The forces of ratings inflation
Why critics and aggregators skew high
In this article, I speculate about why critics and audiences generally rate quality highly, whether it’s the quality of movies, consumer goods, businesses or human beings. A “high” rating here is any rating above the midpoint of any scale.
I write reviews as a hobby. In a 2021 statistical analysis, I found that average movies are rated highly on IMDb, and to a lesser extent on Rotten Tomatoes and Metacritic, three sites where I am not a contributor.
51% of all ratings on Yelp are 5 out of 5 stars.1 The tendency to go high is nearly universal on consumer-facing sites where things are rated for quality. For example, without having analyzed comprehensive statistics, it looks like BoardGameGeek skews high like IMDb. Both sites collect ratings from an open pool of users, with little verification.
Off the top of my head and in no particular order, I think ratings skew high for the following reasons.
When a user hovers over a potential rating on BoardGameGeek, they see the following guidelines for interpretation of the site’s 10-point scale:
- Awful - defies game description.
- Very bad - won’t play ever again.
- Bad - likely won’t play this again.
- Not so good - but could play again.
- Mediocre - take it or leave it.
- Ok - will play if in the mood.
- Good - usually willing to play.
- Very good - enjoy playing and would suggest it.
- Excellent - very much enjoy playing.
- Outstanding - will always enjoy playing.
These are typical. IMDb has no official guidelines, but IMDb users describing their own personal interpretations of the scale tend to do it in similar terms.2
Notice the use of two disparaging adjectives for normality around the midpoint of the BoardGameGeek scale. The word “mediocre” appropriately denotes “average”, but it has a negative connotation. Instead of being a neutral term for a neutral part of the scale, it suggests that the average is itself worse than some other standard of measurement. The term “OK” probably originated as a humorously bad abbreviation of “all correct”, denoting something that is right in every meaningful way, but here, “OK” is obviously worse than good. “Good” appears past the midpoint of the BoardGameGeek scale, and “enjoy” even further along, at 8/10.
Such guidelines, viewed in isolation, suggest one of two things about their author. Either the author expects ratings to skew high, as in fact they do, or the author believes that good experiences are rare. Ratings suggest the latter belief to be irrationally negative, but then again, official guidelines don’t seem to influence ratings. I expect a small effect size from them, even in contexts like BoardGameGeek’s user interface, where the guidelines are readily available.
Metacritic’s stated goal is to “help consumers make an informed decision about how to spend their time and money”, a goal that is not served by skewing in either direction, nor by rating on a curve.

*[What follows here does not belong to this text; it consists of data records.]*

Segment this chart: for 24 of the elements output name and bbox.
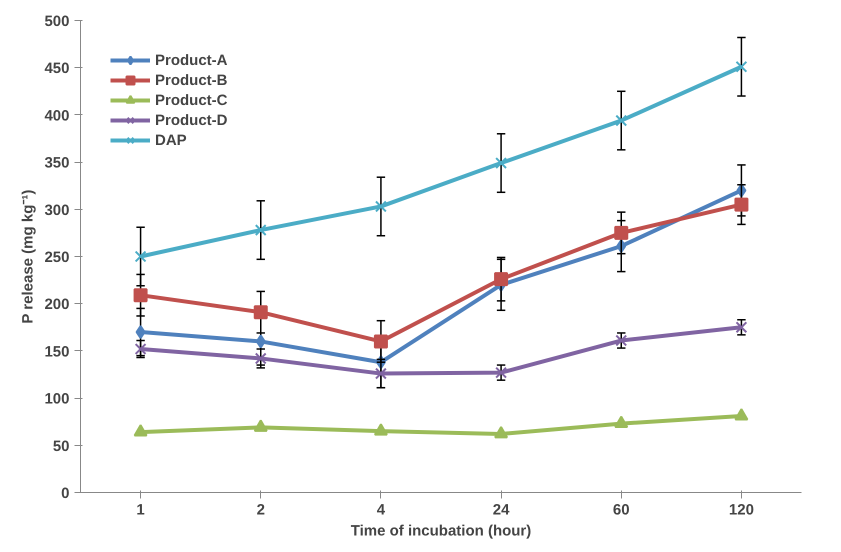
y-tick-label: 100 <box>44 390 70 408</box>
legend-label: Product-C <box>155 92 228 108</box>
y-tick-label: 0 <box>61 485 70 502</box>
x-axis-title: Time of incubation (hour) <box>350 522 532 540</box>
y-tick-label: 250 <box>44 249 70 266</box>
legend-label: Product-A <box>155 52 228 68</box>
y-tick-label: 500 <box>44 13 70 30</box>
y-axis-title: P release (mg kg⁻¹) <box>19 190 36 324</box>
x-tick-label: 60 <box>612 502 630 518</box>
x-tick-label: 2 <box>256 502 265 518</box>
x-tick-label: 24 <box>492 502 510 518</box>
y-tick-label: 400 <box>44 107 70 124</box>
legend-label: DAP <box>155 132 187 148</box>
legend-label: Product-B <box>155 72 228 88</box>
x-tick-label: 120 <box>728 502 754 518</box>
legend-label: Product-D <box>155 112 228 128</box>
x-tick-label: 1 <box>136 502 145 518</box>
y-tick-label: 350 <box>44 154 70 172</box>
x-tick-label: 4 <box>376 502 386 518</box>
y-tick-label: 450 <box>44 60 70 78</box>
y-tick-label: 150 <box>44 343 70 360</box>
y-tick-label: 300 <box>44 202 70 219</box>
y-tick-label: 50 <box>52 438 70 455</box>
y-tick-label: 200 <box>44 296 70 314</box>
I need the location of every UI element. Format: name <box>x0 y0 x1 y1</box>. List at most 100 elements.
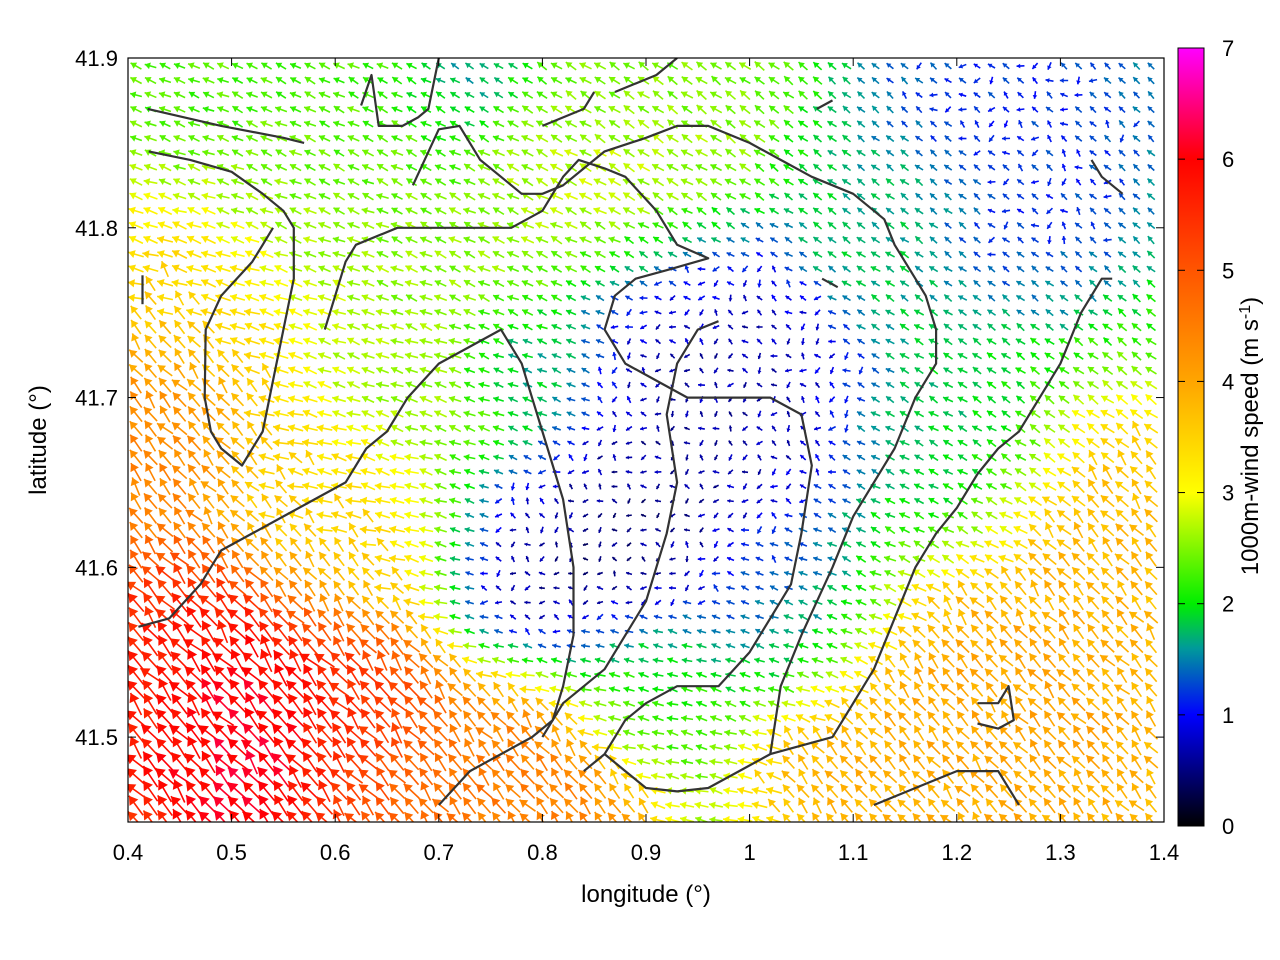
wind-arrow <box>420 623 432 640</box>
wind-arrow <box>842 469 851 475</box>
wind-arrow <box>841 280 852 287</box>
wind-arrow <box>230 236 245 244</box>
wind-arrow <box>477 811 487 822</box>
wind-arrow <box>198 811 213 822</box>
wind-arrow <box>636 758 651 766</box>
wind-arrow <box>493 724 504 742</box>
wind-arrow <box>157 221 173 230</box>
wind-arrow <box>389 511 405 519</box>
wind-arrow <box>752 728 767 737</box>
wind-arrow <box>698 498 705 504</box>
wind-arrow <box>957 811 966 822</box>
wind-arrow <box>448 308 462 316</box>
wind-arrow <box>274 178 288 186</box>
wind-arrow <box>784 541 793 548</box>
wind-arrow <box>521 657 534 664</box>
wind-arrow <box>1014 666 1027 684</box>
wind-arrow <box>554 556 559 562</box>
wind-arrow <box>610 628 619 634</box>
wind-arrow <box>244 365 260 375</box>
wind-arrow <box>521 177 534 187</box>
y-axis: 41.541.641.741.841.9 <box>75 46 1164 750</box>
wind-arrow <box>1144 437 1158 449</box>
y-tick-label: 41.9 <box>75 46 118 71</box>
wind-arrow <box>521 163 534 171</box>
wind-arrow <box>505 783 521 799</box>
wind-arrow <box>856 338 866 345</box>
wind-arrow <box>582 498 589 504</box>
wind-arrow <box>680 714 694 722</box>
wind-arrow <box>1030 223 1040 228</box>
wind-arrow <box>639 614 648 620</box>
wind-arrow <box>623 783 635 799</box>
wind-arrow <box>854 798 868 813</box>
terrain-contour <box>138 328 575 806</box>
wind-arrow <box>144 76 157 85</box>
wind-arrow <box>699 410 704 418</box>
wind-arrow <box>478 352 490 360</box>
wind-arrow <box>567 499 575 503</box>
wind-arrow <box>479 541 489 548</box>
wind-arrow <box>1089 62 1097 70</box>
wind-arrow <box>1118 62 1126 70</box>
wind-arrow <box>754 642 765 650</box>
wind-arrow <box>579 207 592 215</box>
wind-arrow <box>740 585 750 591</box>
wind-arrow <box>652 715 664 722</box>
wind-arrow <box>1147 163 1155 172</box>
wind-arrow <box>156 536 174 553</box>
wind-arrow <box>1103 237 1112 243</box>
wind-arrow <box>420 91 432 99</box>
wind-arrow <box>783 134 794 143</box>
wind-arrow <box>814 410 821 418</box>
wind-arrow <box>610 309 619 316</box>
wind-arrow <box>929 192 938 201</box>
wind-arrow <box>841 62 852 70</box>
wind-arrow <box>373 738 392 757</box>
wind-arrow <box>171 592 188 613</box>
wind-arrow <box>623 235 635 245</box>
wind-arrow <box>418 540 434 548</box>
wind-arrow <box>594 797 606 814</box>
wind-arrow <box>1100 509 1115 522</box>
wind-arrow <box>345 781 362 801</box>
wind-arrow <box>577 714 594 723</box>
wind-arrow <box>798 251 808 258</box>
wind-arrow <box>1071 609 1086 625</box>
wind-arrow <box>361 795 375 816</box>
wind-arrow <box>448 337 462 345</box>
wind-arrow <box>751 801 768 810</box>
wind-arrow <box>332 566 346 581</box>
wind-arrow <box>242 781 262 801</box>
wind-arrow <box>971 511 983 520</box>
wind-arrow <box>999 581 1013 595</box>
wind-arrow <box>130 492 142 510</box>
wind-arrow <box>1131 478 1142 495</box>
wind-arrow <box>405 265 418 273</box>
wind-arrow <box>302 366 318 375</box>
wind-arrow <box>538 614 546 620</box>
wind-arrow <box>637 729 650 737</box>
wind-arrow <box>187 648 201 673</box>
wind-arrow <box>1147 235 1155 245</box>
wind-arrow <box>753 149 766 157</box>
wind-arrow <box>276 507 286 524</box>
wind-arrow <box>1115 465 1129 479</box>
wind-arrow <box>346 664 361 686</box>
wind-arrow <box>554 512 559 519</box>
wind-arrow <box>797 149 809 157</box>
wind-arrow <box>202 106 215 113</box>
wind-arrow <box>521 91 534 99</box>
wind-arrow <box>914 221 924 230</box>
wind-arrow <box>129 692 143 716</box>
wind-arrow <box>914 439 924 447</box>
wind-arrow <box>987 106 996 113</box>
wind-arrow <box>709 743 723 751</box>
wind-arrow <box>929 294 938 302</box>
wind-arrow <box>567 469 575 475</box>
wind-arrow <box>578 811 588 822</box>
wind-arrow <box>1128 799 1145 812</box>
wind-arrow <box>680 149 694 157</box>
wind-arrow <box>625 571 633 576</box>
wind-arrow <box>839 754 854 770</box>
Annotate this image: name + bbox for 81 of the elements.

Nonetheless, Metacritic processes ratings by the undocumented “stature” of critics to produce a weighted “Metascore”. They also make arbitrary editorial choices in the interpretation of individual critics’ scales, which reduces diversity of opinion compared to Rotten Tomatoes. Finally, Metacritic moves the window of “general meaning” based on the medium of a work.3
It is not a stated editorial policy at Metacritic to skew high. However, there is money at stake,4 and movie ratings on Metacritic are higher than on Rotten Tomatoes. It is not clear whether conscious ratings inflation on either site would be sustainable as a business practice, but as long as neither editorial policy nor raw data are public, Metacritic could get away with systematic inflation if its staff or owners wanted to. Lots of reviewers do.5
Given that Amazon owns IMDb, Prime Video, and the Amazon Original brand of streaming video, there is a monetary incentive toward corruption in the case of IMDb. Hypothetically, the aggregator would pick its secret policy of interpretation in whatever way maximizes company profit while minimizing the risk of getting caught without a plausible excuse. This is, of course, easier on Amazon Marketplace, where ratings (“Amazon Seller Rating”) are extensively weighted by policy, and skew high. Amazon itself is rated highly by Amazon, on Amazon.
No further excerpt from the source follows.